Beyond timely and aligned global action, this coronavirus crisis has also posited the necessity of sovereign ‘honesty’ in tackling any bad news (or ‘rumours’, as they were called by the Chinese in the initial days). Crucial reactive time was lost and the Chinese grudgingly accepted the magnitude of the disease only after shedding their misplaced sense of ‘patriotism’ in downplaying the crisis. Exchange of crisis lessons are crucial in managing the global impact. However, theatrical oneupmanship does great disservice.
Even the current horror of the global pandemic has not moved the Trump administration to even temporarily lift the crippling sanctions against Iran, which is reeling under its effects. Such memories of indifference will not be easily forgotten, much after the coronavirus has blown over. A sense of genuine global outreach and sensitivity is foremost in such times, as certain communities and countries will suffer incalculably more than the others.

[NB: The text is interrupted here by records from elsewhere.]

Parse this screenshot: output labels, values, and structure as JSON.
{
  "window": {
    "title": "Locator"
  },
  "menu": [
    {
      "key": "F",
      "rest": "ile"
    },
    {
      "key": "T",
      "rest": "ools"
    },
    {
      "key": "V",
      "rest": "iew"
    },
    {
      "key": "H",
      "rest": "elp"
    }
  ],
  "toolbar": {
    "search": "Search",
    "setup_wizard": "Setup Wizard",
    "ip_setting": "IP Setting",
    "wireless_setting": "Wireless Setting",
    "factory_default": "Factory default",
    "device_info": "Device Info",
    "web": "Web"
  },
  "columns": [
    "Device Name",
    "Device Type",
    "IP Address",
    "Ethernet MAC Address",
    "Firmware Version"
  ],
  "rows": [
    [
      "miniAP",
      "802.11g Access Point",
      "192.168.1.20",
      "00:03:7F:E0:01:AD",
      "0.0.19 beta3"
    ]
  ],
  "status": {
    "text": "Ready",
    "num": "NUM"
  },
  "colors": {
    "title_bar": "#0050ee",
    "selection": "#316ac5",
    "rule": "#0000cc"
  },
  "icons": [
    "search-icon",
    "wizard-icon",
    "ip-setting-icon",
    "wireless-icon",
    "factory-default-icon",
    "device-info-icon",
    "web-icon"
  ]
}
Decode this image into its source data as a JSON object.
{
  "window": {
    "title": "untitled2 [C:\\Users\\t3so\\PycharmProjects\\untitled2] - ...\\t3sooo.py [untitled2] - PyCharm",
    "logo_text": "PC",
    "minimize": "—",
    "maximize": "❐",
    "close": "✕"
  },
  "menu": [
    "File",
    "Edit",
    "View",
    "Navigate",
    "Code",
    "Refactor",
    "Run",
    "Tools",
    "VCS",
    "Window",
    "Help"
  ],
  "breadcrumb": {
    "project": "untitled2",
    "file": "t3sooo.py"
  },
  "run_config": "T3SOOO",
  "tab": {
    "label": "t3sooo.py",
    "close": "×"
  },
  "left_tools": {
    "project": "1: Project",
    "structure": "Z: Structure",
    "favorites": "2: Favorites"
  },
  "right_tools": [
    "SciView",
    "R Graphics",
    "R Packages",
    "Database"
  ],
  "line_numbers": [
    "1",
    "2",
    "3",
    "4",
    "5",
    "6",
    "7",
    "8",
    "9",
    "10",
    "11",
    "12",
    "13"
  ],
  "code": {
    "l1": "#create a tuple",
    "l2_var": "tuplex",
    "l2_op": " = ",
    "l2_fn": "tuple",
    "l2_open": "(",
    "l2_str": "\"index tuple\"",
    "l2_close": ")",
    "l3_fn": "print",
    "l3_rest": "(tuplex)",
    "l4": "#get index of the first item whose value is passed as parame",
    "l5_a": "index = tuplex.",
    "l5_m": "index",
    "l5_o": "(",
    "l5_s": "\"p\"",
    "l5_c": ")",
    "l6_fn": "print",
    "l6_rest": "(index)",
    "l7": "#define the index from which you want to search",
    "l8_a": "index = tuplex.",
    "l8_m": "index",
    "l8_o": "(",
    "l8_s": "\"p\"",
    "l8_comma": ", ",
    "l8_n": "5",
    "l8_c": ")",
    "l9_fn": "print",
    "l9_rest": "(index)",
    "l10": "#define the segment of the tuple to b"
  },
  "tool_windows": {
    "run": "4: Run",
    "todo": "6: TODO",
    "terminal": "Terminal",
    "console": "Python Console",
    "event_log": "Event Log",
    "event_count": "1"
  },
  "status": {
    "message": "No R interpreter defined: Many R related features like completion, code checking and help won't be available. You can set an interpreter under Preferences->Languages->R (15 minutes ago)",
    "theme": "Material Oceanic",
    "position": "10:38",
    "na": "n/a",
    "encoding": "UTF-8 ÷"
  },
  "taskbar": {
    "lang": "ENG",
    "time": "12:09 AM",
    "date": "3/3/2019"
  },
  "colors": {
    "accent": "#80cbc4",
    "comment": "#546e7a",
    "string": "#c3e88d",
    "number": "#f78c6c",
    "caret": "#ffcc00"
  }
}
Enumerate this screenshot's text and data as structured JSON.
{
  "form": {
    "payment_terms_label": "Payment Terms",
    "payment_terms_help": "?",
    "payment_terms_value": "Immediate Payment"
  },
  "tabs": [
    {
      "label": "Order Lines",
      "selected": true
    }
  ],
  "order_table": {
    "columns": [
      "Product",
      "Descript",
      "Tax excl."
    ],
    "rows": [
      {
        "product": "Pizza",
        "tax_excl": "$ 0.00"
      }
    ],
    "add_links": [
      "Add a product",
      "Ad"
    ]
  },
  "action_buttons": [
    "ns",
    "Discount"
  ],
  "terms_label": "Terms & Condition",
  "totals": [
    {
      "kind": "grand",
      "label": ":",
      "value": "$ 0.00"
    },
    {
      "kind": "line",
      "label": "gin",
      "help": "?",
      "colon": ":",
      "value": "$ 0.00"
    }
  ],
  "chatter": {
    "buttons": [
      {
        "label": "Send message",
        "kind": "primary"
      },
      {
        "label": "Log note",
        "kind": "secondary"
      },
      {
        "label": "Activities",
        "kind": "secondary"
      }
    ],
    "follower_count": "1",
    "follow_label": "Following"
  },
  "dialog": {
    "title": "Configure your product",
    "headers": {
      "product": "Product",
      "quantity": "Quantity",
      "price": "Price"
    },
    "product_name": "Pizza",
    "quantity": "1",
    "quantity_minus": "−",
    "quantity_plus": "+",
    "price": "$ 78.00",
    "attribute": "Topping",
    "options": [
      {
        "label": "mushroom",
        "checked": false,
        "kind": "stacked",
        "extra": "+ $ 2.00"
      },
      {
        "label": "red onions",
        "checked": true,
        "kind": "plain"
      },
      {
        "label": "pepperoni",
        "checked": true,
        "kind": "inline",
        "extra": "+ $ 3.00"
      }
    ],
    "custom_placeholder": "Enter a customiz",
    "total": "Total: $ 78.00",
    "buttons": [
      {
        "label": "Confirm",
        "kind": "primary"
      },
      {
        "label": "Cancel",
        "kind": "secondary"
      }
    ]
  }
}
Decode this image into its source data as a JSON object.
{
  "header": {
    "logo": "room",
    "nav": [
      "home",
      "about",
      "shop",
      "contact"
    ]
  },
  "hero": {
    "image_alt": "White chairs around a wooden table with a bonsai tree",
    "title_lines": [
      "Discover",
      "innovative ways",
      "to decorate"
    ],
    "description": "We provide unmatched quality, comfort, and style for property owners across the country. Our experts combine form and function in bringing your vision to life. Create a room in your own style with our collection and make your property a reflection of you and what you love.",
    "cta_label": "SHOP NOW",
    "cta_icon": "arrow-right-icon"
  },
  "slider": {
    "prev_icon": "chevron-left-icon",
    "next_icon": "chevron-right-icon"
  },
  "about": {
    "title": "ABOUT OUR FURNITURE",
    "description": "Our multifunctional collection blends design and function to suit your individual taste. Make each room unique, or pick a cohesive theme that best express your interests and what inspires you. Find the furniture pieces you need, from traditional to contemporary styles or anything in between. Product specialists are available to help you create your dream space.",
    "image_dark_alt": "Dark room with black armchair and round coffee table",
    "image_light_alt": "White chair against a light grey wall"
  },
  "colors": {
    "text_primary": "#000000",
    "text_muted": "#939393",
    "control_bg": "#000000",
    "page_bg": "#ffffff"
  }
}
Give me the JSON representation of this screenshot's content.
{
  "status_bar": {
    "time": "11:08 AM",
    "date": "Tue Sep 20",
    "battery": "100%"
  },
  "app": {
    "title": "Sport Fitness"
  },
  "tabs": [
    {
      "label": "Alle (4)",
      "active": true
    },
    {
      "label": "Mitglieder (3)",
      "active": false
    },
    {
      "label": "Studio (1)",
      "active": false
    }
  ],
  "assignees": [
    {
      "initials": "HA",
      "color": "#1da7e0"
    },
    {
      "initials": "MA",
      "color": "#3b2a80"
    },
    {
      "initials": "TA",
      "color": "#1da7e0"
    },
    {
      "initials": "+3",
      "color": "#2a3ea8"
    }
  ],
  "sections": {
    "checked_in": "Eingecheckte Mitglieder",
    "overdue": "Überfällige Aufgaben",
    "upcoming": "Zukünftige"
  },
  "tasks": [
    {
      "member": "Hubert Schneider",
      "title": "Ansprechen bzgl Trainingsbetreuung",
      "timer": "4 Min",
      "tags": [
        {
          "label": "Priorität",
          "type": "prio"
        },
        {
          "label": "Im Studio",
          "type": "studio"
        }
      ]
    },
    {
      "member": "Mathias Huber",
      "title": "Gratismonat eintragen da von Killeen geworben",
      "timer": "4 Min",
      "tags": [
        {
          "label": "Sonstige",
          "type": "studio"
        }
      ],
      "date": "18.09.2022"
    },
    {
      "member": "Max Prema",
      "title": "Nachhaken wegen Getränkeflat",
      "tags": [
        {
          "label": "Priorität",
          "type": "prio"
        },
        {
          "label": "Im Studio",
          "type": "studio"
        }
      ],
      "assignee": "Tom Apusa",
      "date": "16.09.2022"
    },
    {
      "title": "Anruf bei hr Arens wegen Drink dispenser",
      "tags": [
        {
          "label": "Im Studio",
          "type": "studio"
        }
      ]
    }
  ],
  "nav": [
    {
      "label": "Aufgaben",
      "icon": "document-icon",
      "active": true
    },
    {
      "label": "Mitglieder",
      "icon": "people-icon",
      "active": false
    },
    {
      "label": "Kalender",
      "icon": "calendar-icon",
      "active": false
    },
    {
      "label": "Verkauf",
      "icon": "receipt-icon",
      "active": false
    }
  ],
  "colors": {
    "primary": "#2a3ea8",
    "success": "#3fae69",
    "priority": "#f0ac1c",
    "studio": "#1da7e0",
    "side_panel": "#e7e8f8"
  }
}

Coronavirus is a timely reminder of how a crisis is a great leveler for all. Living in denial is not an option, neither is living in ignorance. In a perverse way, this crisis has also reiterated the pettiness of our societal and political issues that only seeks further ‘divides’, as opposed to unity. No region, religion or country is spared such crises, but sadly it takes a crisis to remind us of the same.
(The writer IS Lt Gen PVSM, AVSM (Retd), Former Lt Governor of Andaman & Nicobar Islands & Puducherry.)